Like the Dutch style, it sticks to neutral hues but isn’t afraid to add a splash of color or fun patterns to a space. Symmetrical yet colorful patterns are visually appealing and support the idea that while a space may be minimal, it doesn’t have to be boring.
Scandinavian style also puts a lot of emphasis on negative space. This design style believes that light-colored walls are ideal for maximizing small spaces, especially those that receive a lot of natural light. The idea is that sunlight bounces off the light walls and makes the space seem brighter, more inviting, and a bit larger.
Scandinavian design makes conservative use of furniture, only adding a few pieces with a sleek and humble style to the space at a time.
The Difference Between Scandinavian Design & Dutch Design
Looking back at the background of both Scandinavian and Dutch design, it’s both apparent in name and history that these two styles originate in entirely different regions with unique cultures and histories of their own. While both rose to popularity in the United States during the same mid-twentieth century, they have managed to remain similar yet separate styles to this day.

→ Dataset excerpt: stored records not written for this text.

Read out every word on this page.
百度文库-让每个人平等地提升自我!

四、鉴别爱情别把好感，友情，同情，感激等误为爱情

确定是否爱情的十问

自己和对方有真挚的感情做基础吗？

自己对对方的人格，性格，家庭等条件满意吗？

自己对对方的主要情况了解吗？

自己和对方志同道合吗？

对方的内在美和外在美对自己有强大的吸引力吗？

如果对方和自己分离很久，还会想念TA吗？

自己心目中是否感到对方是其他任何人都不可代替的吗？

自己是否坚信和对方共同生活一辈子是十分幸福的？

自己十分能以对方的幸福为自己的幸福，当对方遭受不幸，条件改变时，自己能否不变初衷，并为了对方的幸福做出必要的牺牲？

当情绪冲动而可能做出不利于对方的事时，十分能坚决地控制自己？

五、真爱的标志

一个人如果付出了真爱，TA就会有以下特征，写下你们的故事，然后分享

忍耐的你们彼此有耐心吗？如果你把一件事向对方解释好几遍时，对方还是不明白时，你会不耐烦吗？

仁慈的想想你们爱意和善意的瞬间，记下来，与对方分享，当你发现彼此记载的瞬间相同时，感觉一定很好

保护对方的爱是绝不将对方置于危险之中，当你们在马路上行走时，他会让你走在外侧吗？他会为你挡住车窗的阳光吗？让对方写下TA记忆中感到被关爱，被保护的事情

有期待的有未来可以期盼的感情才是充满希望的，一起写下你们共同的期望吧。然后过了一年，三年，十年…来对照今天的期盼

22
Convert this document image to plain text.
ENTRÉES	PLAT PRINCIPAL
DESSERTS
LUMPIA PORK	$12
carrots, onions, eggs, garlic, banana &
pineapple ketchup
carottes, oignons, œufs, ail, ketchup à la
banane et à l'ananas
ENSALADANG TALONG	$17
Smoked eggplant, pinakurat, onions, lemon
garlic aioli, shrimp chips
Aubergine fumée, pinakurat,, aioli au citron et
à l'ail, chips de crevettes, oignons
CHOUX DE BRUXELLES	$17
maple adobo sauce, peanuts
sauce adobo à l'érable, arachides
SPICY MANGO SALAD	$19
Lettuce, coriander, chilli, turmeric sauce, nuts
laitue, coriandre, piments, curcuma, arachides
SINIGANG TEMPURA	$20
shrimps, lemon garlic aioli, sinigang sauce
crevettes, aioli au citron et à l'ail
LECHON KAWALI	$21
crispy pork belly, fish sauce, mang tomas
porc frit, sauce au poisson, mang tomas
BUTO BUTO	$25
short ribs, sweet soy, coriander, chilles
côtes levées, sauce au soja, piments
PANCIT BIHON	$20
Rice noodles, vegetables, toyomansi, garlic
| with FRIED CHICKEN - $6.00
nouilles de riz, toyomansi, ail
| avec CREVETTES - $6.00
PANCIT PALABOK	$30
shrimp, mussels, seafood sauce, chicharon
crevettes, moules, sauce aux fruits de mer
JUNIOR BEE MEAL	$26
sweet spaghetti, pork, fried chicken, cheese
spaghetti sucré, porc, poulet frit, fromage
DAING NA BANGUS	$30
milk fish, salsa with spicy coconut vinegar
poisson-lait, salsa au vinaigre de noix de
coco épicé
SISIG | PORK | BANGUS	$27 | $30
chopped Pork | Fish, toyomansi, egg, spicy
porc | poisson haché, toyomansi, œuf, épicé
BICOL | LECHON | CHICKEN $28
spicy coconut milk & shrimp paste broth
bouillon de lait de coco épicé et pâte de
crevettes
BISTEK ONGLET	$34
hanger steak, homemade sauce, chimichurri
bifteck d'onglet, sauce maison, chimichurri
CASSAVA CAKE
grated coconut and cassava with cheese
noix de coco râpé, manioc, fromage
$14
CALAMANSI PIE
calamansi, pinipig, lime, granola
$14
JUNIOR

Both styles employ a minimalistic approach and include light and bright spaces with earthy tones to maximize space. They both also include practical yet innovative furniture that’s built to last—both against changing trends and long-term use. However, Dutch design adds more vibrant colors for a quirky and humorous feel than the Scandinavian design. The fundamental difference, however, is in the approach.
Scandinavian design attempts to eliminate as much clutter and visual stimuli as is possible and practicable. This elimination, in Scandinavian design, makes a space appear larger, more open and inviting, and visually seamless.
Dutch design, on the other hand, focuses on intentional addition. The goal is not to eliminate, it’s to selectively add and appreciate. The result is a more curated and unique space, personalized to fit the individual living in it.